Bruce Wilkinson has served as the President and CEO of CMMB for the past eight years. With his retirement approaching this September, Bruce sat down with our interns to reflect on his time with CMMB and share his advice for young professionals in the development field. 

What experiences prepared you to become the CEO of CMMB?

My background is in economics, linguistics, and anthropology, but my real passion has always been helping others. Before CMMB, I lived in Africa, running programs in child survival and HIV/AIDS programs. During that time I founded six non-profit boards, giving me the skills to determine what assets are needed in selecting board members.

When I became CEO at CMMB, I was able to tie in both my academic background and my passion. During the eight years that followed, I learned to work with different stakeholders and encourage them to support our mission.

How did earning an MBA impact your career?

It was super attractive and an icebreaker in career development. I’m not sure if it has the same impact today, but it gives you a great foundation and exposure to what’s relevant to run a business.

Administrators, donors, and organizations in the nonprofit world like leaders that know the business side of our work. It gives a certain confidence that is helpful.

Bruce talks to the volunteers at the orientation.

Did you always know what area of development you wanted to pursue a career in?

When I went to the Peace Corps after college, I was patient in finding an opportunity that matched what I wanted to do. I held out for the right opportunity—an agricultural development program. The experience taught me how to be  patient and discerning with my path.

Years later, when I was in Washington D.C., I was given the opportunity to work in Africa. Somebody told me it would be “career suicide” since I had everything I needed with my current job. Keeping my own values in mind, I decided to take a leap of faith and change my career. With the humility and compassion I learned from the Peace Corps, I felt like there was more I could do in Africa. I made a difference that could only be done in person. It was probably one of the best career decisions I’ve made.

It aligned with my values. It was humbling and a way of finding my place. I encourage you to follow that pathway to deeper meaning.

Dr. Tom and Bruce Wilkinson

Dr. Tom Catena and Bruce Wilkinson

What skills do you need for success in the real world? 

My encouragement for you all is to be lifelong learners. It builds your character when you are faced with a new environment and new challenges. Also, I recognize the necessity of learning soft skills, which includes shaping ideas from perspectives that are not necessarily your own. It ties back to your values.
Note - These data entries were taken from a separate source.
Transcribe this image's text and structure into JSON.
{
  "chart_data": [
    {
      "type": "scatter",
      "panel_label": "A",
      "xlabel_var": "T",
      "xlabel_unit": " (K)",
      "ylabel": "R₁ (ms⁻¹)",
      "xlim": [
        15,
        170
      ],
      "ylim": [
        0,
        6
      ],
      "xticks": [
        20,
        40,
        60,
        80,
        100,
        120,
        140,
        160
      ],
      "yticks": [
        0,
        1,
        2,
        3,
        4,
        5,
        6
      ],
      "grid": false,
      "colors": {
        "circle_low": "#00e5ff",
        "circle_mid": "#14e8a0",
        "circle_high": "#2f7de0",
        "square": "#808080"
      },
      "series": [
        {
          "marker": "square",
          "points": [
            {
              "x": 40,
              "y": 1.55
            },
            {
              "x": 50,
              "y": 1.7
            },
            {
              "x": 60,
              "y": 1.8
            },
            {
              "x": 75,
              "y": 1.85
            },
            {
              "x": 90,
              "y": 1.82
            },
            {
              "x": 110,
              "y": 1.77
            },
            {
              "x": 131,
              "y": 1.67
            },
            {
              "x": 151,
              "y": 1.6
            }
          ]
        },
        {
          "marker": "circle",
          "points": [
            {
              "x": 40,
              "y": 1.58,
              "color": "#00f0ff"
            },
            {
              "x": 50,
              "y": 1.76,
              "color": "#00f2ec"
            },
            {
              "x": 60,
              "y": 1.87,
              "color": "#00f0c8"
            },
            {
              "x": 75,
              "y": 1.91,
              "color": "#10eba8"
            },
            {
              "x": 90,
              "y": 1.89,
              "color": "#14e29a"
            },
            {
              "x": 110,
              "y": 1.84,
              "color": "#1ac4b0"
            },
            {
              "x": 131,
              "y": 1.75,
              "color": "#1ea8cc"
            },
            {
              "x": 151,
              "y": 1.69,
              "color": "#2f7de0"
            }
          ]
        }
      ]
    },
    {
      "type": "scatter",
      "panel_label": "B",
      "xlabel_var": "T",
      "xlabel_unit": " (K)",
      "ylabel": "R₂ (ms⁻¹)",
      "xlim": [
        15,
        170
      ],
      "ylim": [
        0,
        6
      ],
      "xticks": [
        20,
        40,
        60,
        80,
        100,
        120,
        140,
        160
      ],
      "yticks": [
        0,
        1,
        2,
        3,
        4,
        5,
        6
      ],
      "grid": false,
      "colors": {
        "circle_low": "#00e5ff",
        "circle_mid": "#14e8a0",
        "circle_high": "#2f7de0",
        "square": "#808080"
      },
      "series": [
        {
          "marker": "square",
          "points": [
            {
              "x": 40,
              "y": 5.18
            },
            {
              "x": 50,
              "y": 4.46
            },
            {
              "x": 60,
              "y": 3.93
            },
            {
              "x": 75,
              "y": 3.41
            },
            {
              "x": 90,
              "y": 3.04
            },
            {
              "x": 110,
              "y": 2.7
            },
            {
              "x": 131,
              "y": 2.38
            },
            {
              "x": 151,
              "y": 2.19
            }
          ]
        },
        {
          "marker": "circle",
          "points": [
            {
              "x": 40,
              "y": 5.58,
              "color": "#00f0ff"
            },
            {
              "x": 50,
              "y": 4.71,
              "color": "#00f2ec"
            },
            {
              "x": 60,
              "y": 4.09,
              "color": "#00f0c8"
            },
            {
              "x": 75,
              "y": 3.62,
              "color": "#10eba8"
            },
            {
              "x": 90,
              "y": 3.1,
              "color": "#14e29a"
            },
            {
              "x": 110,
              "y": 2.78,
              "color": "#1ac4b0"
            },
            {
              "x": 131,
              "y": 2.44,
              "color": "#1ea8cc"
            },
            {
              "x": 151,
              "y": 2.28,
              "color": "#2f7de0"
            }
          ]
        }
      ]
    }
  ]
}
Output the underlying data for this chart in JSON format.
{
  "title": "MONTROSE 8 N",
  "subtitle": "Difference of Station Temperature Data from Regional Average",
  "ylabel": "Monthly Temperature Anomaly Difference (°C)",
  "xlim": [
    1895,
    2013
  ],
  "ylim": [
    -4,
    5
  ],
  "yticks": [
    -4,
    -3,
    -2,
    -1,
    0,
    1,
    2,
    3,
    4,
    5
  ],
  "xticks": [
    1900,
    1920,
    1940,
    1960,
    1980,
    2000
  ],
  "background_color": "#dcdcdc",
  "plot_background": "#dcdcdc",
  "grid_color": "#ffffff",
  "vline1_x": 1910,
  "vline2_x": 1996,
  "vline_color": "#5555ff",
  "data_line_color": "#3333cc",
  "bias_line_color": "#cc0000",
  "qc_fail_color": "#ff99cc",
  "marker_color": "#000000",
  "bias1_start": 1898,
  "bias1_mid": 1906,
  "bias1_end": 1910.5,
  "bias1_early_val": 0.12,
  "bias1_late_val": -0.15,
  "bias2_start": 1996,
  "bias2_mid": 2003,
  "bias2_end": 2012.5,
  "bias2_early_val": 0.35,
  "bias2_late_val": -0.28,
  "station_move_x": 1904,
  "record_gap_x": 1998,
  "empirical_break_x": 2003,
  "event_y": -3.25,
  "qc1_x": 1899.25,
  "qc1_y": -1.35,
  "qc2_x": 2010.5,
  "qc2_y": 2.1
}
Your values will drive the person you become and allow you to form the career you want to pursue.

It’s also important to ask questions. Ask people who they are and what their values are. Cross culturally, it is difficult sometimes. But I think there are some commonalities that transcend culture. You want to make your values evident within your career. Most importantly, you have to ask yourself: “Who am I at my core?”

Tell us about a time at CMMB when you had to overcome a challenge. What was your solution? 

When I arrived at CMMB, it was at the point where we had to create a brand image that spoke to the next generations. We wanted to refresh our visuals, language, and our mission statement. We didn’t change the core content, but we changed how it was articulated. I suggested changing the name and we compromised with CMMB—keeping the Catholic Medical Mission Board but normalizing the acronym.

After eight years with CMMB, what’s the one lesson you will pass on to future leaders?

I discovered the resiliency and beauty of our frontline country workers. If you treat community workers with the respect they deserve, they will work with us in amazing ways. They’ll really get the work done and confidently take care of their communities. They have an amazing capacity to give back. I’ve learned on a deeper level to respect those that get the work done and have that confidence.

Bruce with some of the girls recently released in South Sudan. Finding a reason to smile again.

What have you learned from being a leader during COVID-19?

I’m learning more about my own culture and how leadership or lack of leadership determines the outcome in these situations. It is a valuable lesson to implement with CMMB. Recalling the Civil Rights Movement and the events during the 1960s, I realized that how we think of others and ourselves is difficult to understand and takes time and hard work. It does not happen quickly. During these difficult times, I love that we have the ability to learn these valuable lessons in this new space.

A note from the interns who put this piece together: 

The summer interns and the rest of the CMMB family would like to thank Bruce Wilkinson for his service and inspiration. We hope that the future generation of global health volunteers and workers will remember his words and follow in his footsteps. During his concluding statement with our summer interns, he wanted us to always remember to “be bold” and to understand that “if you’re doing it for the right reasons, you will succeed.”